E acrescenta: “A presença em momentos de celebração e diversão das famílias é muito relevante para as marcas, pois conseguem aproximar-se dos seus clientes em contextos mais diferenciados e mostrar-lhes que os acompanham nos mais atípicos cenários. O Continente aposta há muitos anos neste tipo de parcerias e tem conseguido marcar a diferença e inovar na forma como ativa a sua marca ao mesmo tempo que mantém a sua identidade e valores, e a garantia de qualidade da sua oferta”.
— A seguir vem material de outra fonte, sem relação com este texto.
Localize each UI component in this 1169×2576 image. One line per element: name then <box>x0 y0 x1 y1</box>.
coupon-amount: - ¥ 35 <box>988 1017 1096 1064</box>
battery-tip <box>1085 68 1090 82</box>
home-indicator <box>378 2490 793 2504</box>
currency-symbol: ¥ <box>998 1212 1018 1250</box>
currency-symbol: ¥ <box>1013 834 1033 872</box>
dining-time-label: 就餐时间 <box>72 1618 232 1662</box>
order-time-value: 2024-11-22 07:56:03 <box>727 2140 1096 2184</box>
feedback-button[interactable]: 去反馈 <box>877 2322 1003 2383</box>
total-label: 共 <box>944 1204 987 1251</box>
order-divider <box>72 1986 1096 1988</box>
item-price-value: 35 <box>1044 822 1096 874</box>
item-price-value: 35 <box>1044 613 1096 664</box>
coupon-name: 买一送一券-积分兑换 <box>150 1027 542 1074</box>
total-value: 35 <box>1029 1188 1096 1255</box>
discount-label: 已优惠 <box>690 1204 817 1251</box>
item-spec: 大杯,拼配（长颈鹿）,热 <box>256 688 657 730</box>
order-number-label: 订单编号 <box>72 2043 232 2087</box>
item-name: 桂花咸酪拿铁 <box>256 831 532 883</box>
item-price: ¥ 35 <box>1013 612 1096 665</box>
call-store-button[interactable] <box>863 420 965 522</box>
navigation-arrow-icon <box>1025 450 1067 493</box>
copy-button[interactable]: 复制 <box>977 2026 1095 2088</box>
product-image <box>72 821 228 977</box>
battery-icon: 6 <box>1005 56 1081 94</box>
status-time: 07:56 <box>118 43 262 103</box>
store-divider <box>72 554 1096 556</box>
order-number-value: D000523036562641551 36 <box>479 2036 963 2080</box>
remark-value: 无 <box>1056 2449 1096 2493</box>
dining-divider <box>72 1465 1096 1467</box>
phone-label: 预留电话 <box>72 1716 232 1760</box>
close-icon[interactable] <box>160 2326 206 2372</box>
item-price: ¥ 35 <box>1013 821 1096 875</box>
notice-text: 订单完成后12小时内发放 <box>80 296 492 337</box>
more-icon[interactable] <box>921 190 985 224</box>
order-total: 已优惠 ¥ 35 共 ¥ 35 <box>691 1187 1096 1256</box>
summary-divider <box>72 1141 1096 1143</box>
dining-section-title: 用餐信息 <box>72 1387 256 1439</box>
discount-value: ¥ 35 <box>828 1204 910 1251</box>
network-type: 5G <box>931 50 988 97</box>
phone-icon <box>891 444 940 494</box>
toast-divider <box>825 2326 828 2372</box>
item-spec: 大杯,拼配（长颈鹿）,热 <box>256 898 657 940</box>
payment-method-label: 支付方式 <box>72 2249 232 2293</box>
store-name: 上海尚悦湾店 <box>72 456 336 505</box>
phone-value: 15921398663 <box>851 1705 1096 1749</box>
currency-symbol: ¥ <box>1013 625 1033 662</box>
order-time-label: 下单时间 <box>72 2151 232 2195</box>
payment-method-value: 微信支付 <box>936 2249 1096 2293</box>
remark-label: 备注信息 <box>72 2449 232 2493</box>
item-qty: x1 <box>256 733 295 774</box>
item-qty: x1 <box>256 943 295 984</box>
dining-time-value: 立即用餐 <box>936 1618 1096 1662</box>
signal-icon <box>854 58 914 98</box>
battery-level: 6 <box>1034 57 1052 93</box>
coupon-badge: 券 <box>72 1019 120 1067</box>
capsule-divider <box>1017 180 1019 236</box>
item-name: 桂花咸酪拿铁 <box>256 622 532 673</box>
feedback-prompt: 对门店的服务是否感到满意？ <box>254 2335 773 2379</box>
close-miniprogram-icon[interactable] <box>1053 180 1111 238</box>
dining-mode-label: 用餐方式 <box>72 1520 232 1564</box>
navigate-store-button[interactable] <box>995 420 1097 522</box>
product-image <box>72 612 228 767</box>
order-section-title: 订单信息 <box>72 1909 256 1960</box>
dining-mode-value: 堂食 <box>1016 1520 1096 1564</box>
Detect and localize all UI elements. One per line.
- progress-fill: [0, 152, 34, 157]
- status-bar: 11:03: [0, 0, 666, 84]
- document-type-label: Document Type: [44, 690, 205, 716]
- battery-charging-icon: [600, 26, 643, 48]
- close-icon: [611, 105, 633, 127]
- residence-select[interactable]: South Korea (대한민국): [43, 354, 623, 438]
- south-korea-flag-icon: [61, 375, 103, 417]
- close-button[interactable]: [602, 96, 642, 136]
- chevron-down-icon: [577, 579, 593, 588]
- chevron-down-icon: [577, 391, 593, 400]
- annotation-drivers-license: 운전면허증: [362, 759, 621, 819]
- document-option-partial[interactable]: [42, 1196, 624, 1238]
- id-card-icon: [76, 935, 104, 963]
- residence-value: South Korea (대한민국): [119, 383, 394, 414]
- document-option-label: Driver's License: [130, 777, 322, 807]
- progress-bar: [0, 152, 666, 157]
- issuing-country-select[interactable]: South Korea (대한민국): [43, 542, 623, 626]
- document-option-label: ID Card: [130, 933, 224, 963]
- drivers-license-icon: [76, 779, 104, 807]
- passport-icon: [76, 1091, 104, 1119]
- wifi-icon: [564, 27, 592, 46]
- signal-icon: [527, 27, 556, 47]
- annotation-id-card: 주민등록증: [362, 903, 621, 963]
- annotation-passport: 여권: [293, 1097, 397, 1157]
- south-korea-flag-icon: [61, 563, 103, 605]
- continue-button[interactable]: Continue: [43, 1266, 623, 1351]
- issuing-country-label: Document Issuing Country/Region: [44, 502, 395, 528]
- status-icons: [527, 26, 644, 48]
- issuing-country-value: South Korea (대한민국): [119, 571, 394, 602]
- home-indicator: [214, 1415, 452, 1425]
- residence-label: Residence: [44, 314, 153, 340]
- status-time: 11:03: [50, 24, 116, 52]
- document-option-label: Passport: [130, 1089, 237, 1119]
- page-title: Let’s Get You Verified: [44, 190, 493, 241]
Além do Rock in Rio dá outro exemplo que aposta ‘dentro de casa’. Trata-se do Festival da Comida Continente, “que é já um marco na agenda dos festivais em Portugal, produzido de A a Z pelas equipas multidisciplinares do Continente, com o apoio de vários parceiros, reflete bem o posicionamento da marca e a sua maneira de encarar o negócio, que vai muito além dos números: centra-se, acima de tudo, nas pessoas e no seu bem-estar”.
A ideia destas iniciativas, de acordo com a marca, é provar “que um supermercado não é só um supermercado, é um companheiro, um apoio que está disponível para servir todas as pessoas à medida dos seus gostos, onde quer que estejam”.